Récemment, John Naughton, professeur de compréhension publique de la technologie à l’Open University, a publié une chronique pour le quotidien britannique The Guardian dans laquelle il explique la manière dont opère le capitalisme de surveillance sur le réseau social Facebook et comment toute publication entraîne des conséquences algorithmiques.
Le logiciel publicitaire de Facebook est magnifiquement conçu
Naughton, auteur de l’ouvrage « From Gutenberg to Zuckerberg: What You Really Need to Know About the Internet », rapporte l’épisode vécu par Anne Borden King, une Britannique ayant publié un jour sur son compte Facebook qu’elle avait été diagnostiquée d’un cancer du sein.
« Depuis que j’ai annoncé mon cancer du sein sur Facebook, mon fil d’actualité contient de nombreuses publicités pour des soins alternatifs contre le cancer. Ces publicités, nouvelles sur mon fil d’actualité, font la promotion de tous types de soins, des graines de cumin à l’argent colloïdal en tant que traitements contre le cancer. Certaines annonces publicitaires promeuvent même des cliniques de luxe ou des thérapies non toxiques contre le cancer sur une plage au Mexique », explique Anne Borden.
Marketing pseudoscientifique
L’ironie est qu’Anne Borden King est la dernière personne susceptible de se laisser berner par ce type de publications douteuses.
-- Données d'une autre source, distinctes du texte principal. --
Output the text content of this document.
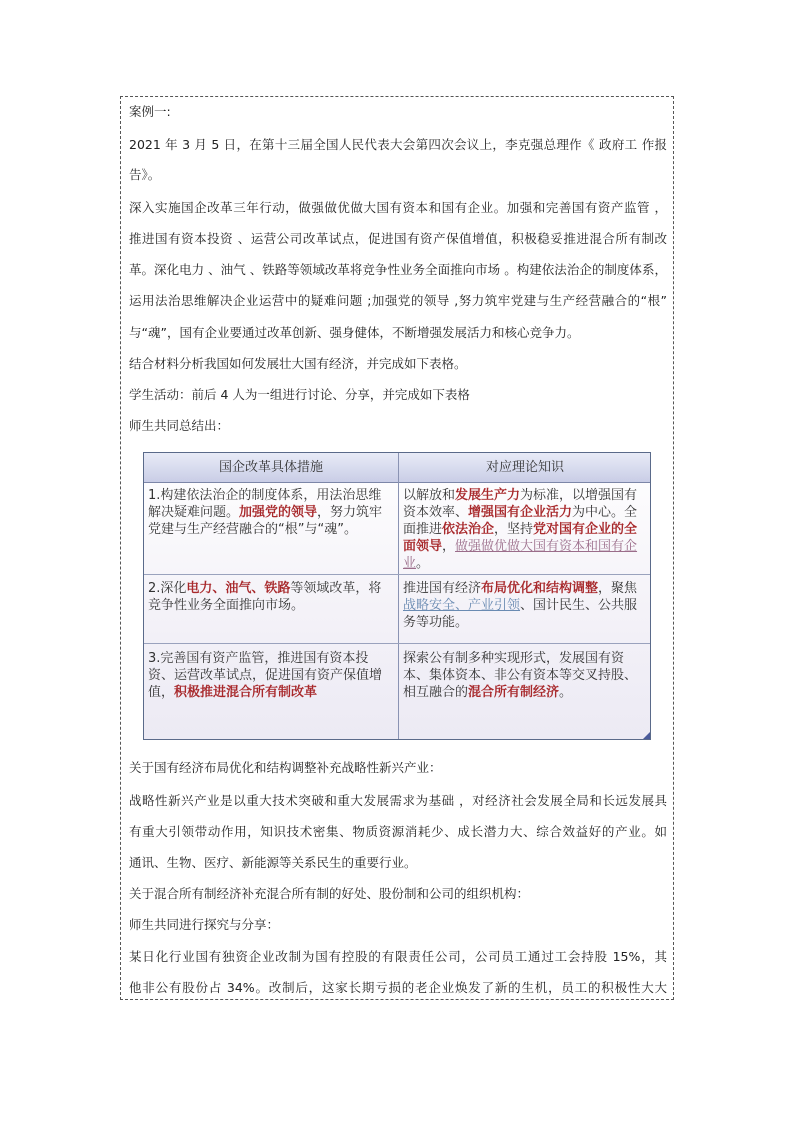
案例一:
2021 年 3 月 5 日，在第十三届全国人民代表大会第四次会议上，李克强总理作《 政府工 作报
告》。
深入实施国企改革三年行动，做强做优做大国有资本和国有企业。加强和完善国有资产监管 ，
推进国有资本投资 、运营公司改革试点，促进国有资产保值增值，积极稳妥推进混合所有制改
革。深化电力 、油气 、铁路等领域改革将竞争性业务全面推向市场 。构建依法治企的制度体系，
运用法治思维解决企业运营中的疑难问题 ;加强党的领导 ,努力筑牢党建与生产经营融合的“根”
与“魂”，国有企业要通过改革创新、强身健体，不断增强发展活力和核心竞争力。
结合材料分析我国如何发展壮大国有经济，并完成如下表格。
学生活动：前后 4 人为一组进行讨论、分享，并完成如下表格
师生共同总结出：
国企改革具体措施	对应理论知识
1.构建依法治企的制度体系，用法治思维解决疑难问题。加强党的领导，努力筑牢党建与生产经营融合的“根”与“魂”。
以解放和发展生产力为标准，以增强国有资本效率、增强国有企业活力为中心。全面推进依法治企，坚持党对国有企业的全面领导，做强做优做大国有资本和国有企业。
2.深化电力、油气、铁路等领域改革，将竞争性业务全面推向市场。
推进国有经济布局优化和结构调整，聚焦战略安全、产业引领、国计民生、公共服务等功能。
3.完善国有资产监管，推进国有资本投资、运营改革试点，促进国有资产保值增值，积极推进混合所有制改革
探索公有制多种实现形式，发展国有资本、集体资本、非公有资本等交叉持股、相互融合的混合所有制经济。
关于国有经济布局优化和结构调整补充战略性新兴产业：
战略性新兴产业是以重大技术突破和重大发展需求为基础 ，对经济社会发展全局和长远发展具
有重大引领带动作用，知识技术密集、物质资源消耗少、成长潜力大、综合效益好的产业。如
通讯、生物、医疗、新能源等关系民生的重要行业。
关于混合所有制经济补充混合所有制的好处、股份制和公司的组织机构：
师生共同进行探究与分享：
某日化行业国有独资企业改制为国有控股的有限责任公司，公司员工通过工会持股 15%，其
他非公有股份占 34%。改制后，这家长期亏损的老企业焕发了新的生机，员工的积极性大大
En effet, elle exerce en tant que consultante pour le groupe de surveillance scientifique Bay Science Wach et elle est cofondatrice de Campaign Against Phony Autism Cures, une association qui milite contre les traitements et les fausses nouvelles liés à l’autisme.
Par conséquent, King a facilement reconnu dans les annonces de son fil d’actualité toutes les caractéristiques révélatrices d’un marketing pseudoscientifique, explique le professeur Naughton.
« Quand j’ai vu ces publicités, j’ai compris que Facebook m’avait tagué pour que je les reçoive », précise King.
Facebook dresse notre profil pour les annonceurs publicitaires
On pourrait se demander si même un utilisateur habitué des réseaux sociaux comprend vraiment le fonctionnement de Facebook, explique John Naughton.
« Il est évident que King a été étiquetée par Facebook soit en tant que cancéreuse, soit en tant que personne intéressée par le cancer ou peut-être dans les deux catégories. Les algorithmes de la plate-forme enregistrent tout ce qu’un utilisateur fait et s’attachent à dresser son profil pour aider les annonceurs à atteindre un type d’utilisateurs qui répondent à des critères démographiques ou autres. »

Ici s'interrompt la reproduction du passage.